No!  It's Super Brenda!

Last Friday, at the end of a long day, my supervisor came into my office and closed the door.  The last time she did this was to inform me of a bonus I'd earned for being such a valued and valuable employee.  This time it was to tell me that, after ten years with the company, the new management had "re-evaluated the position in light of the changes being made to the web site, scaled it back to a part-time position, and re-assigned it to the Manchester, New Hampshire office."  I was handed my severance package.  My supervisor watched while I packed my cozy office lest I take something that belonged to the company or attempted to do something destructive to the web site.  I turned in my key and laptop, and was escorted out the door without being allowed to say goodbye to my friends and associates.

My husband assured me that this type of treatment is common practice for exiting folks who work in I/T, but the process came as quite a shock to me.  Unnerving.  Degrading.  I would never do anything to hurt my company.  I loved my job and publicly said so on numerous occasions.  With few exceptions, I loved the people I worked with on a daily basis.  With no exceptions, I loved the people I really worked for, the 1500+ members who used my web site on a daily basis as a communication hub.

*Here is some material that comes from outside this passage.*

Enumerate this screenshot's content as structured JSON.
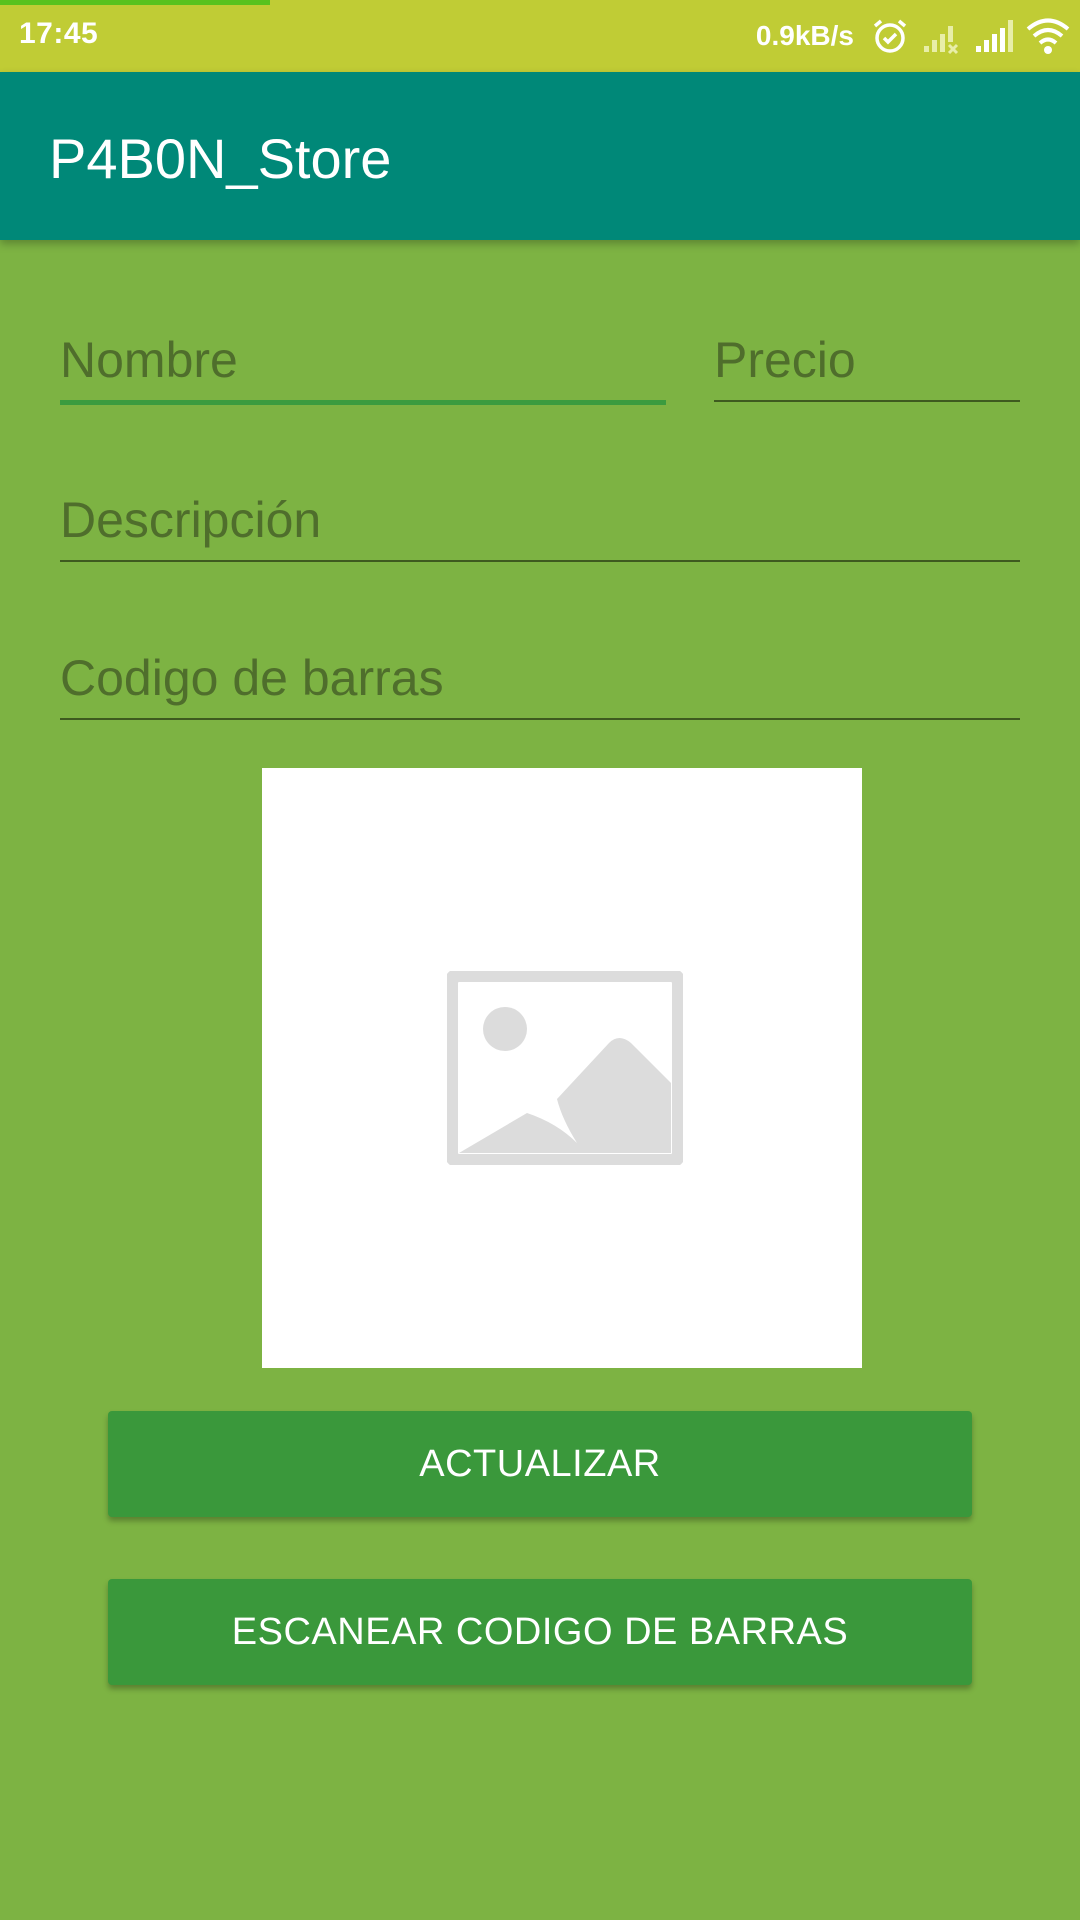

Now, here's the kicker, everything I've done in my position resides on the company's intranet web site, locked firmly behind a very strong firewall.  (I know it's a very solid firewall... I made it.)  So.... how do I show any prospective employer what I've done during my four-year stint as web mistress?  If I'd seen this change coming, I would have taken steps to at the very least get some screen shots of my work.  But I didn't have a clue that one day I'd be walking on water and the next day I'd be floating face down in it.

Well, I did say repeatedly that I'd give almost anything to be able to telecommute once more.  Almost anything...  I've caught up on my yard work.  I have the Great American Novel to write, and the world's most supportive husband, family, and friends.  And I have a month of severance pay to rest on whilst collecting my thoughts and refocusing my energies.

So... what do I want to do?  WANT to do!  Hmmmm.